Michael Longley shortlisted for $65,000 Griffin Poetry Prize
Seven Irish authors longlisted for 2015 Frank O’Connor International Short Story Award; Ruth Frances Long wins Best Creator of Children’s Science Fiction and Fantasy
Michael Longley has been shortlisted for Canada’s Griffin Prize for The Stairwell. Photograph: Brenda Fitzsimons
Irish poet on Griffin shortlist
The Belfast poet Michael Longley is one of seven nominees shortlisted for the 2015 Griffin Poetry Prize. Based in Canada, the Griffin is one of the world’s most generous literary awards, with two winning prizes of C$65,000 (€48,000) each and an additional $10,000 awarded to each shortlisted poet. A Canadian prize is given to a living poet resident in Canada, with the other prize going to an international poet. Both prizes may include works in translation. Judges are selected annually by trustees Margaret Atwood, Robert Hass, Michael Ondaatje, Robin Robertson and David Young. This year’s judges Tim Bowling (Canada), Fanny Howe (USA) and Piotr Sommer (Poland) each read 560 books of poetry, from 42 countries, including 24 translations. The four international shortlisted poets are Michael Longley for The Stairwell (Ireland); Wang Xiaoni’s Something Crossed My Mind (China), translated by Eleanor Goodman; Finite Formulae & Theories of Chance by Wioletta Greg (Poland), translated by Marek Kazmierski; and The Road to Emmaus by Spencer Reece (USA). The Canadian shortlist features Congotronic by Shane Book, Blue Sonoma by Jane Munro and Russell Thornton’s The Hundred Lives. Celebrating its 15th anniversary this year, the winners will be announced in June.
Ninety books on €25,000 Frank O’Connor longlist
Seven Irish authors have been longlisted for the 2015 Frank O’Connor International Short Story Award, the single biggest prize in the world for a collection of short stories. They aren’t kidding when they call it a longlist, by the way. There are 90 titles and authors listed, making it longer than some short stories. Four of the nominations are for debut collections, including Pond by Claire-Louise Bennett, Staying Thin for Daddy by Deirdre Brennan, Over Our Heads by Andrew Fox and Paul O’Reilly’s The Girl Missing from the Window. They join Michael J Farrell (Life Here Below), Órfhlaith Foyle for her second collection, Clemency Browne Dreams of Gin, and Kildare author Martin Malone (Deadly Confederacies and Other Stories). This year’s list features plenty of international literary talent with Margaret Atwood’s Stone Mattress, Richard Ford’s fourth Bascombe book Let me be Frank with You, Honeydew by Edith Pearlman and the Scottish author Janice Galloway’s Jellyfish among the contenders. Announced in July, the 11th winner of this annual award will receive €25,000. The 2014 award was won by Colin Barrett for his debut collection Young Skins.

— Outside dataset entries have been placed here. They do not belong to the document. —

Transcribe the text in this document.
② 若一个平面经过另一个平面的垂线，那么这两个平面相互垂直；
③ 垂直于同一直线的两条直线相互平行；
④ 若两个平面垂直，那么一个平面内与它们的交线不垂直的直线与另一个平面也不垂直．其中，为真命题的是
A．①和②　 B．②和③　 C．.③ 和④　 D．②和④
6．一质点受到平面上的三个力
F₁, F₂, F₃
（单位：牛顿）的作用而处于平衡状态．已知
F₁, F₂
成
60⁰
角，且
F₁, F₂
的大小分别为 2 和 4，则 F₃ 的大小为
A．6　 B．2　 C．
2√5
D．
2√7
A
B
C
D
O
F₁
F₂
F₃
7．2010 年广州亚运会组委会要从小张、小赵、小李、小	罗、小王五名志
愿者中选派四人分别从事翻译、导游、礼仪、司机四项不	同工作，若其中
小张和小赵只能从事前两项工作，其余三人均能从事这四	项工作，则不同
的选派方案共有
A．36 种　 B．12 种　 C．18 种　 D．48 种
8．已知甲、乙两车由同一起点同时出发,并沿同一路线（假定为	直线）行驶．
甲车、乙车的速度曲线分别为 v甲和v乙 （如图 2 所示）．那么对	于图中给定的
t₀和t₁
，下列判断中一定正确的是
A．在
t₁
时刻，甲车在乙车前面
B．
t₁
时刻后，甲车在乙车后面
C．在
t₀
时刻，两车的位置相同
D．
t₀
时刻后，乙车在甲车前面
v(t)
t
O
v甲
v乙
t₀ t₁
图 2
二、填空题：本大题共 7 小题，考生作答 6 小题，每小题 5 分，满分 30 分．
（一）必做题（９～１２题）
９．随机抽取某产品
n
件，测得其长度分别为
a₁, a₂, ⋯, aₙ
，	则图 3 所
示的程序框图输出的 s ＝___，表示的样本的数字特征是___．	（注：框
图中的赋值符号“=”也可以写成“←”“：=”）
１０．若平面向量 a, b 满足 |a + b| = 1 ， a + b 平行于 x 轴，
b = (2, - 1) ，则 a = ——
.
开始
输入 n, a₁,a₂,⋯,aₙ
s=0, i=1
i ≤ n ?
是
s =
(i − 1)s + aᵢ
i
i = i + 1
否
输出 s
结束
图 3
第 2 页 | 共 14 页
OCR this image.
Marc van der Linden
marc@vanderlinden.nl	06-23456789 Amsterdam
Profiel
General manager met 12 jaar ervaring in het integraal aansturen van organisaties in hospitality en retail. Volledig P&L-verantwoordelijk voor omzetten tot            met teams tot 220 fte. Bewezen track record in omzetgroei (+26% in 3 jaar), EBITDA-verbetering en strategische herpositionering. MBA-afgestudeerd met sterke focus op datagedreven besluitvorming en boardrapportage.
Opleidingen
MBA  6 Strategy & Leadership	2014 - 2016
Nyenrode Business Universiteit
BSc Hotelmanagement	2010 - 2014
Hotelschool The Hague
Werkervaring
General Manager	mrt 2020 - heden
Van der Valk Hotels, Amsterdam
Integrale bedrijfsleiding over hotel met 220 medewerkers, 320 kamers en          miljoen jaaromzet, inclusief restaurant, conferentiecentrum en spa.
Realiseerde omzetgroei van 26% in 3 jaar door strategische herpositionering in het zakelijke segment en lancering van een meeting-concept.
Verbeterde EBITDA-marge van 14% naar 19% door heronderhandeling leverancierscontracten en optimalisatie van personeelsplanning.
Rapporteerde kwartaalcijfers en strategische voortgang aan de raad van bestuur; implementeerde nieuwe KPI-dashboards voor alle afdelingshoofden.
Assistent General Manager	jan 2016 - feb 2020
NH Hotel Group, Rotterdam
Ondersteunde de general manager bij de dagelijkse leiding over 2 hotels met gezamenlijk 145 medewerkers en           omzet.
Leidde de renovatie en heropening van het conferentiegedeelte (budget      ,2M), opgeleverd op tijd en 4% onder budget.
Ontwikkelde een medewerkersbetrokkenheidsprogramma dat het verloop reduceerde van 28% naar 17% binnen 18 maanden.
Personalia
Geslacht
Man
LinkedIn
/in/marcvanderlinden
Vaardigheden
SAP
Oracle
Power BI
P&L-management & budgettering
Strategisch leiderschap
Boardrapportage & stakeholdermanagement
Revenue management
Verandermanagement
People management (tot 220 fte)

Sci-fi awards for Irish writers
The Irish author Ruth Frances Long has won the award for Best Creator of Children’s Science Fiction and Fantasy at this year’s European Science Fiction Convention. The 37th annual awards ceremony took place in St. Petersburg, Russia on April 26th. The Dublin author received a Spirit of Dedication Award, chosen by participants in national sci-fi conventions around Europe on the basis of works exhibited or presented. Long shares the overall Best Author award with the Russian illustrator Anton Lomaev. Writing for both adults and young adult readers, Long’s latest book, A Crack in Everything (O’Brien Press), is a YA fantasy heavily influenced by Irish mythology set between modern day Dublin and the dark underworld of Dubh Linn. Other Irish winners on the night included Best Dramatic Presentation for Cartoon Saloon’s Song of the Sea and an Encouragement Award for fantasy fiction reviewer and blogger Liz Bourke.